Notwithstanding the slip in Positive Outlooks, it is still at a high level, and, with significantly fewer Negative Outlooks, the overall bias in bank ratings remains positive, the rating agency said.
The ratio of positive to negative actions has shrunk considerably in the quarter, down to two from 12.14 at the end of the first quarter. This is the lowest this ratio has been since the first quarter of 2006. Full-blown downgrades are still rare – just four in the quarter – but negative shifts in both Outlook and Watch status are perhaps the first indication that risk is picking up, albeit very modestly, Fitch said.

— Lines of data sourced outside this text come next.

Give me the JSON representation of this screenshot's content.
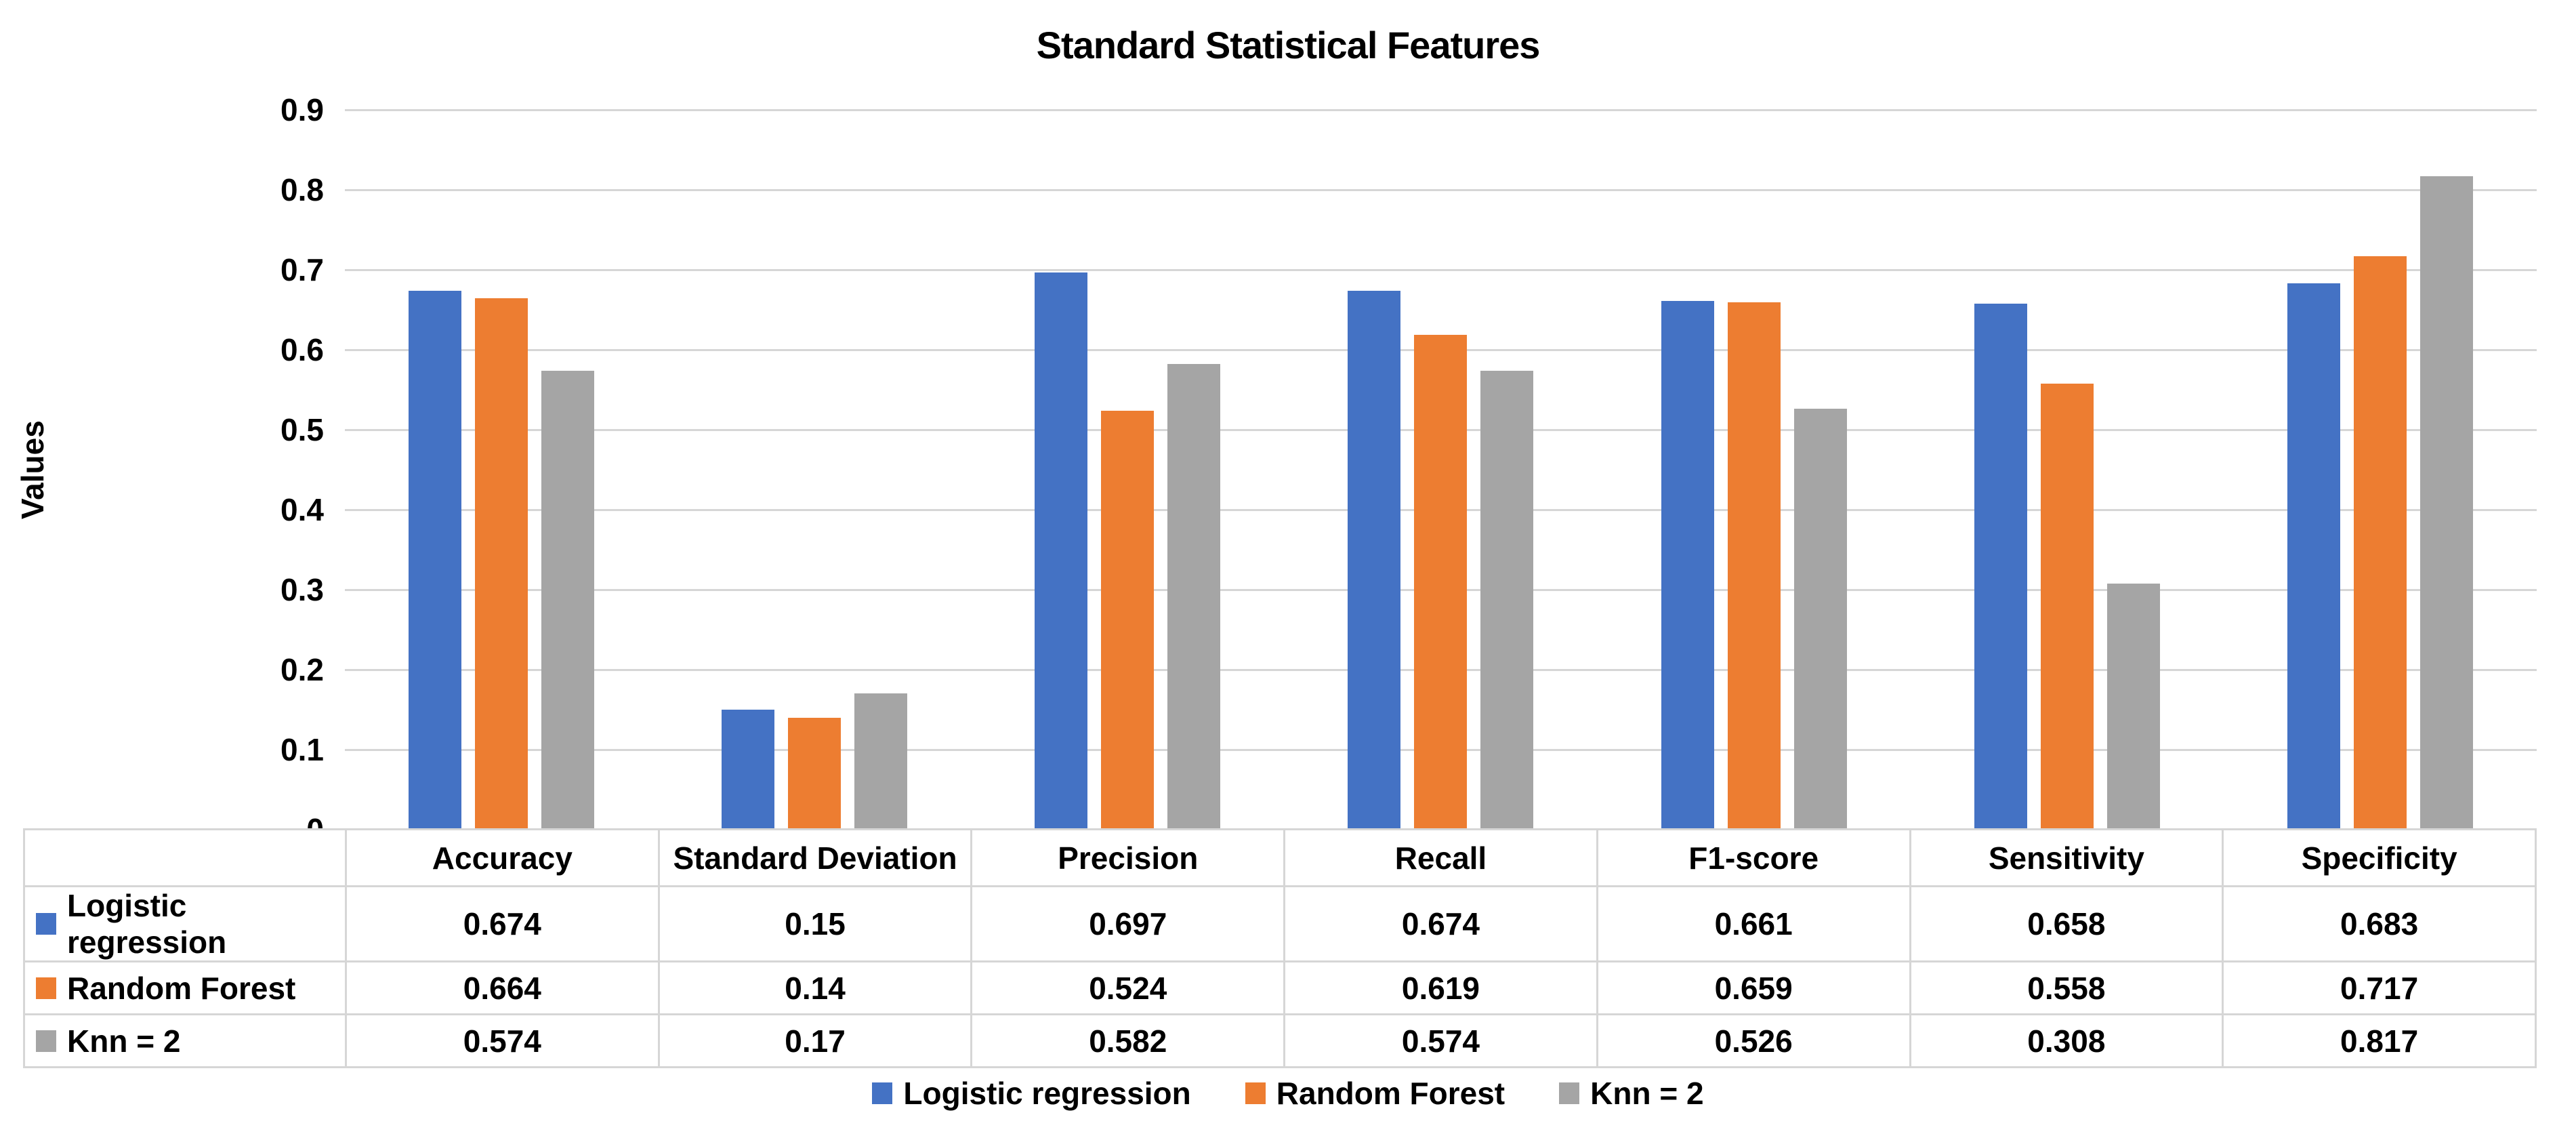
{
  "colors": {
    "gridline": "#d6d6d6",
    "table_border": "#d6d6d6",
    "blue": "#4472c4",
    "orange": "#ed7d31",
    "gray": "#a5a5a5"
  },
  "chart_data": {
    "type": "bar",
    "title": "Standard Statistical Features",
    "xlabel": "",
    "ylabel": "Values",
    "ylim": [
      0,
      0.9
    ],
    "ytick_step": 0.1,
    "yticks_top_to_bottom": [
      "0.9",
      "0.8",
      "0.7",
      "0.6",
      "0.5",
      "0.4",
      "0.3",
      "0.2",
      "0.1",
      "0"
    ],
    "grid": true,
    "legend_position": "bottom",
    "data_table_shown": true,
    "categories": [
      "Accuracy",
      "Standard Deviation",
      "Precision",
      "Recall",
      "F1-score",
      "Sensitivity",
      "Specificity"
    ],
    "series": [
      {
        "name": "Logistic regression",
        "color": "#4472c4",
        "values": [
          0.674,
          0.15,
          0.697,
          0.674,
          0.661,
          0.658,
          0.683
        ]
      },
      {
        "name": "Random Forest",
        "color": "#ed7d31",
        "values": [
          0.664,
          0.14,
          0.524,
          0.619,
          0.659,
          0.558,
          0.717
        ]
      },
      {
        "name": "Knn = 2",
        "color": "#a5a5a5",
        "values": [
          0.574,
          0.17,
          0.582,
          0.574,
          0.526,
          0.308,
          0.817
        ]
      }
    ]
  }
}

As in previous quarters, the proportion of Positive Outlooks is higher in emerging markets than developed markets at 16.6% compared to 12.2%, respectively. However, the upgrading of 11 Brazilian banks with a return to Stable Outlook, and removal of Positive Outlook on 16 Turkish banks, as a result of heightened political risk at the sovereign level, has helped reduce this gap by two-thirds.
Whereas sovereign factors play the major role in emerging markets, it is M&A activity that is playing an increasingly important role in the developed markets, Fitch noted. Barclays Bank is the most significant new Negative Outlook, following the launch of its bid for ABN AMRO – itself now on Positive Watch. M&A activity (or other corporate restructurings) is also playing a role in markets such as Italy, Spain and the US.
The Japanese banking system continues on its road to recovery with 17 institutions from a broad cross-section of the financial sector – from mega-banks like Tokyo-Mitsubishi UFJ, through regional banks to securities houses like Nomura and Daiwa – on Positive Outlook.